Adelman, bulguların, eyaletlerin veya bölgelerin virüsü “ciddiye” alma derecesinin, doğurganlık oranlarında bir düşüş veya artış görüp görmediklerini etkilediğini gösterdiğini söylüyor. Genel olarak, Demokratik eğilimli eyaletlerin ve Washington DC’nin sakinleri COVID’i daha büyük bir tehdit olarak görme eğilimindeyken, Cumhuriyetçi eğilimli eyaletlerdeki insanların hastalığı tehlikeli olarak görme olasılığı daha düşüktü. Ek olarak, ilk COVID dalgasından en çok Kuzeydoğu’daki mavi eyaletler etkilendi, bu nedenle bu eyaletlerdeki insanların bunu bir tehdit olarak algılama olasılığı daha yüksek olabilir. Adelman, bu eyaletlerde aynı zamanda, orantısız bir sayıda işini kaybeden ve daha fazla çocuğa bakamayacak durumda hisseden beyaz olmayan insanların yüksek bir oranına sahip olduğunu söylüyor.

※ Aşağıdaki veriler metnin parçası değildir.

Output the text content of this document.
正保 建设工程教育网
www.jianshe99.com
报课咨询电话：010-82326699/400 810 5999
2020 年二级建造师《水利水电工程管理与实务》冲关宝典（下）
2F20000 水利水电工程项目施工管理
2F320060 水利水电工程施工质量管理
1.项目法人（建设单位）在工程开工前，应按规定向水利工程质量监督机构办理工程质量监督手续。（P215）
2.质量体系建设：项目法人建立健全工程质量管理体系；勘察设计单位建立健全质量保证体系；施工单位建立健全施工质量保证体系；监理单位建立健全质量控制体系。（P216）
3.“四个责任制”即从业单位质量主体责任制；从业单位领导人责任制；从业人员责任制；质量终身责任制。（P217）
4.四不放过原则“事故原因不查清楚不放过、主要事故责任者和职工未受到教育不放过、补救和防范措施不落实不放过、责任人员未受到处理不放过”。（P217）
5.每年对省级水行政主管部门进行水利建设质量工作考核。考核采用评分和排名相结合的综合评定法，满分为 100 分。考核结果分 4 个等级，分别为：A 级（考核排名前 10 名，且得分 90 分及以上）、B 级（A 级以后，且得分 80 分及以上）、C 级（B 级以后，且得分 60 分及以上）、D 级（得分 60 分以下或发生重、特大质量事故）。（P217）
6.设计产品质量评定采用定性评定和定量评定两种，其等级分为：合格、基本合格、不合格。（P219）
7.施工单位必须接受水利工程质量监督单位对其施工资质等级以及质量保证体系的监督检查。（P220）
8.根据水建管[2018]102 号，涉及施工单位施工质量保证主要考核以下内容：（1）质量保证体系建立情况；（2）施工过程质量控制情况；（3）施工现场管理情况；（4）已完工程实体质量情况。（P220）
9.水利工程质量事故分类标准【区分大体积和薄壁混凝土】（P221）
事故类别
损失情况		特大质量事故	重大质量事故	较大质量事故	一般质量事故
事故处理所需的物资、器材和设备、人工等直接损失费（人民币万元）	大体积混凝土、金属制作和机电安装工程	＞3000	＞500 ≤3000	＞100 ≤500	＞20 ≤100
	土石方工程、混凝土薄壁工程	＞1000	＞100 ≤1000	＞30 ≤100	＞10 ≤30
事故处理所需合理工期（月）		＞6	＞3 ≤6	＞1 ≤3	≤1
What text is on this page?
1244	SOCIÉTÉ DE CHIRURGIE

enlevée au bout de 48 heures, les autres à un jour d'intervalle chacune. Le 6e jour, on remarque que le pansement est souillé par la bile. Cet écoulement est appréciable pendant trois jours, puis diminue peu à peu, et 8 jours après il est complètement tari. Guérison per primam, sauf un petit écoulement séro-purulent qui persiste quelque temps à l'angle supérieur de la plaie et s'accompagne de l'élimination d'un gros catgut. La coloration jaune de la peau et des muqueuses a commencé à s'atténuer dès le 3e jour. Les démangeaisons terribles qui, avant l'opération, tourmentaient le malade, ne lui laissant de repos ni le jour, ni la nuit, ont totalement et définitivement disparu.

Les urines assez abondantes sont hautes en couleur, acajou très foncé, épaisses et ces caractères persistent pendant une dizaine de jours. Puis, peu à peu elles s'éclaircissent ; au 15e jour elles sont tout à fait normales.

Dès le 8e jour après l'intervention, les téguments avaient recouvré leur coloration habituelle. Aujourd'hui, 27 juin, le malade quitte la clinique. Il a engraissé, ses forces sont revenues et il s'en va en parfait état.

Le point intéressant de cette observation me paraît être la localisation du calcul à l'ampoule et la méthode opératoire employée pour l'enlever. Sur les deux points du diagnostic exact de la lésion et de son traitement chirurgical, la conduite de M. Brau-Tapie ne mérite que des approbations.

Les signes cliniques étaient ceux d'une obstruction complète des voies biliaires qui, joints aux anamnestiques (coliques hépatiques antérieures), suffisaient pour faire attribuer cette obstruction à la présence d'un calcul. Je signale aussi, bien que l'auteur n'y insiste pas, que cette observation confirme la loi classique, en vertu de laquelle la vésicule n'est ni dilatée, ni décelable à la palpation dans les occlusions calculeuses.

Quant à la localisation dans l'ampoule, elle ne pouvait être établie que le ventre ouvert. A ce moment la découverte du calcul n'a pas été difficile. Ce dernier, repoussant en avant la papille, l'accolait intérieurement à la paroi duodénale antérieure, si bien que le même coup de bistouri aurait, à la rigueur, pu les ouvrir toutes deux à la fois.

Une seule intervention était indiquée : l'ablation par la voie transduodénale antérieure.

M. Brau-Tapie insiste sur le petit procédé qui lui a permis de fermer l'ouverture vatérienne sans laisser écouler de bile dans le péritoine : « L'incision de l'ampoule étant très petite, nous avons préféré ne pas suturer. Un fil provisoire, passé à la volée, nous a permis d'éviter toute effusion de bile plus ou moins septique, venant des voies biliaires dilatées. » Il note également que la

Çalışma, hastalık bir risk oluştursa da, COVID enfeksiyonunun kendisinin canlı doğum oranları üzerindeki etkisini kontrol etmedi.
Çalışmada yer almayan Maryland Üniversitesi’nde sosyoloji profesörü olan Philip Cohen, siyasi iklimin ve pandemiye verilen tepkinin doğurganlık oranlarını etkileyeceği sonucunun “çok makul” olduğunu, ancak yorumun biraz yanlış olduğunu söylüyor. karmaşık. “Birkaç nedenden dolayı sonuca çok fazla ağırlık vermekten çekiniyorum. Birincisi, bilirsiniz, doğumlar nispeten nadirdir ve ABD’de oldukça büyük bir doğum yüzdesi tam olarak planlanmamıştır. Dolayısıyla, doğurganlık oranında bir değişiklik olsa bile, bunun insanların kasıtlı olarak daha az veya daha fazla çocuk sahibi olmayı seçmesinden kaynaklanıp kaynaklanmadığını bilmek zor. Ek olarak, bazı ABD eyaletlerinde ülke dışında ikamet eden ancak doğum yapmak için buraya seyahat eden kişilerden doğan bebeklerin yüzdesi yüksektir, bu nedenle doğurganlık oranındaki düşüşlerin bir kısmı, bu bireylerin pandemi nedeniyle ABD’ye girememesi olabilir. kilitlenmeler, diyor Cohen.
Adelman ayrıca, yalnızca 51 veri noktası (50 eyalet ve Washington, DC) olduğu için çalışmanın biraz yetersiz kaldığını ve bu durumun ondan çıkarılabilecek sonuçları sınırladığını belirtiyor.
Yine de veriler, düşüş yaşayan eyaletlerde doğurganlık oranlarının ikinci COVID dalgasından sonra bir şekilde geri döndüğünü gösteriyor. Adelman, etkili COVID aşılarının gelişi ve pandemik kısıtlamaların genel olarak gevşetilmesinin, koşullar insanların ailelerini yeniden genişletmeyi düşünmesine izin verdiği için bu toparlanmaya katkıda bulunmuş olabileceğini söylüyor.
McCleary ve kocası şimdi ikinci bir çocuk sahibi olmayı isteyip istemeyeceklerini tartışıyorlar, ancak McCleary yapıp yapamayacağını bilmiyor. “Şu anda ‘İşler biraz daha makul hale geldiğine göre ikinci çocuğu denemek istiyor muyuz?’ diye düşünüyoruz” diyor. “Ama ben 40 yaşındayım. Bu mümkün olabilir ama ciddi bir müdahale olmadan olmaz. Bu yüzden, ertelediğimiz için bu kararı verme yeteneğimizi veya seçimimizi elimizden almış olabilir.